13. АРГО. Р. XLIV. № 22.
В сопроводительном письме, адресованном в Этнографическое отделение РГО, Иванов писал: «В течение последних десяти лет я собрал достаточное количество этнографического материала, могущего характеризовать некоторые стороны умственной жизни народа в Купянском уезде, расположенном на границе малорусского населения, где среди малороссийских слобод встречаются великорусские села и где иногда в одном и том же поселке живут рядом, соседями, потомки заднепровского казака и московского стрельца. Такое близкое соседство великороссиян придает особый интерес изучению местных обычаев, обрядов, суеверий, сказок, песен и т.п., в отношении изменений в мировоззрении и в языке украинцев, вследствие духовного взаимодействия двух соприкасающихся, смешивающихся племен. Из собранного мною материала, записанного фонетически, с сохранением оттенков местных говоров, я успел составить только пока два сборника: сборник детских игр и сборник шептаний и заговоров. Первый из сказанных сборников я представил в Харьковское историко-филологическое общество, действительным членом которого я имею честь состоять, а часть второго сборника помещена в журнале “Киевская старина” за 1885 год; остальную же часть сборника вместе с одним экземпляром оттиска помещенных в “Киевской старине” имею честь представить на благоусмотрение Этнографического отделения»14. Судя по всему, никаких движений, связанных с этой рукописью, реально предпринято не было, хотя к ней отнеслись очень благосклонно. Почти через четверть века Иванов повторил свою попытку опубликовать собрание харьковских заговоров, отправив аналогичную рукопись в ОЛЕАЭ, но подробнее об этой рукописи речь пойдет дальше.

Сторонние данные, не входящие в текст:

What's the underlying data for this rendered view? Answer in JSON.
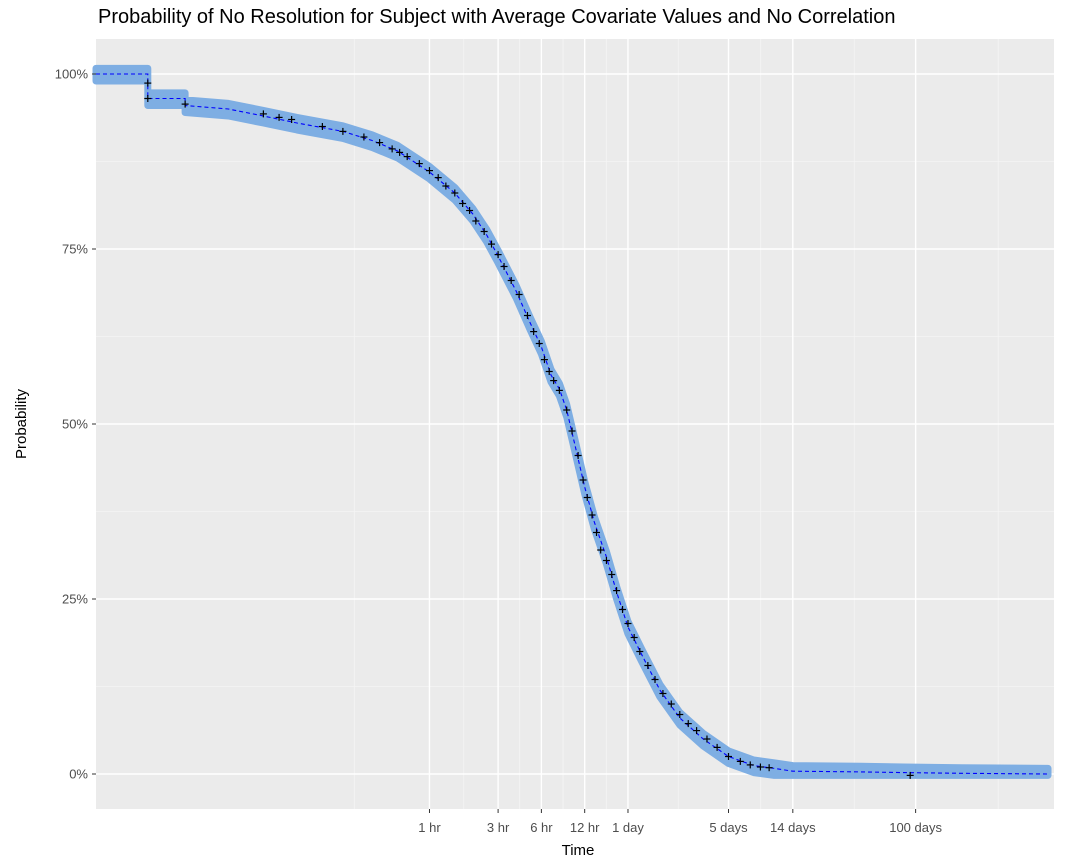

Среди волынских материалов особый интерес представляет рукопись «О Волыни и Минском Полесье» – объемный труд (более 550 страниц), хранящийся в материалах РГО по Волынской и Минской губерниям15. Присланный в РГО в несколько приемов с сопроводительными письмами, этот труд был довольно подробно описан Д.К. Зелениным [5. Т. 1. С. 291–300; Т. 2. С. 697–699]. Он составлен М.Ф. Кривошапкиным при активном участии некоторых его помощников и корреспондентов. Действительный статский советник Михаил Фомич Кривошапкин – профессиональный врач, практиковавший сначала в Сибири, затем в Казани. В 1890-е гг. он перебрался на Украину, где с 1893 по 1900 г. числился вольнопрактикующим врачом г. Луцка Волынской губернии; именно по этой причине его материалы вошли в волынский разряд архива РГО, но в то же время в украинской фольклористике и этнографии его имя практически неизвестно (ср. отсутствие упоминаний о нем в недавно изданной «Украинской фольклористической энциклопедии» [12]).
В 2019 г. я опубликовала обширную полную выборку волынских заговоров и других магических текстов из этой коллекции16 и пришла к выводу, что сведения, которые приводит Кривошапкин, порой весьма любопытны, а иногда даже совершенно оригинальны, хотя в целом складывается впечатление, что рукопись эта носит отчасти компилятивный характер и Кривошапкин, видимо, намеревался дать подробное описание традиционной культуры и быта Волыни, используя в том числе и ранее опубликованные источники (основными послужили книги П. Чубинского и П. Ефименко).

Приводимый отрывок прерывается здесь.